The 10th Circuit Reminds Policyholders that Insurance Carriers May Not Be Required to Show Prejudice Under a "Claims-Made" Policy


The 10th Circuit Court of Appeals recently issued a decision that serves to remind policyholders that the insured’s duty to provide timely notice may be treated differently under a “claims-made” policy. Specifically, the 10th Circuit held that insurance carriers may not be required to show that they have been prejudiced by a policyholder’s failure to give “prompt” notice before denying coverage under a “claims-made” policy.

While many jurisdictions adhere to the notice-prejudice rule, which requires an insurer to demonstrate that it has been prejudiced before it is permitted to deny coverage on the basis of a policyholder’s untimely notice, this rule is most commonly applied in the context of “occurrence” policies. Occurrence policies provide coverage for loss or damage that “occurs” within the policy period, regardless of when a claim is made. Conversely, a “claims-made” policy provides coverage for those claims brought against the policyholder during the policy period and reported to the insurer by a certain date, typically within a brief window following the expiration of the policy period.

In Dean Craft v. Philadelphia Indemnity Insurance Co., 2015 U.S. App. LEXIS 6032 (10th Cir. 2015), the 10th Circuit Court of Appeals certified, to the Colorado Supreme Court, the unsettled question of whether the notice-prejudice rule applies to “claims-made” policies. Dean Craft involved a “claims-made” policy that required the policyholder to provide notice “as soon as practicable” after learning of the claim but “not later than 60 days” after the expiration of the policy. Nevertheless, the policyholder provided notice of the claim far past the policy’s 60-day date-certain notice requirement. While the Colorado Supreme Court was presented with the broad question of whether the notice-prejudice rule applies to “claims-made” policies, the court chose to answer the question more narrowly and restrict its’ analysis to whether the notice-prejudice rule applied to the date-certain notice requirement of a “claims-made” policy.  In answering the 10th Circuit’s certified question, the Colorado Supreme Court found that the notice-prejudice rule couldn’t apply to the date-certain notice requirement in the policyholder’s “claims-made” policy.
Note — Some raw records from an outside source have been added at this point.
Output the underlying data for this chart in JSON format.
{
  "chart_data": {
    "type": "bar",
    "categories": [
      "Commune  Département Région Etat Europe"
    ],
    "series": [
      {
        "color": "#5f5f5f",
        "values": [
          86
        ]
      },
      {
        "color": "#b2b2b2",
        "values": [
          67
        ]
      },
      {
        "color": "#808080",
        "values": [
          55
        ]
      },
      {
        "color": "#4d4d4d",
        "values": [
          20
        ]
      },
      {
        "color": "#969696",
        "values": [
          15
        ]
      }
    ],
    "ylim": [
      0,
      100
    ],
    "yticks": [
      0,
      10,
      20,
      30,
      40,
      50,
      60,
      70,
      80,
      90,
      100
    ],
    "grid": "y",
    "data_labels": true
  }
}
The court found that, under a claims-made policy, timely notice is the event that triggers coverage and to excuse late notice in violation of such a requirement would alter a basic term of the insurance contract. The court expressed concern that applying the notice-prejudice rule would prevent insurer’s from defining coverage with certainty because they would not be able to “close the books” on previous policy periods and policy premiums would rise to account for the risk that an insured might notify the insurer of a claim after the policy period expired. Ultimately, the court recognized that extending the notice-prejudice rule to date-certain notice requirements would likely decrease the availability of “claims-made” insurance policies.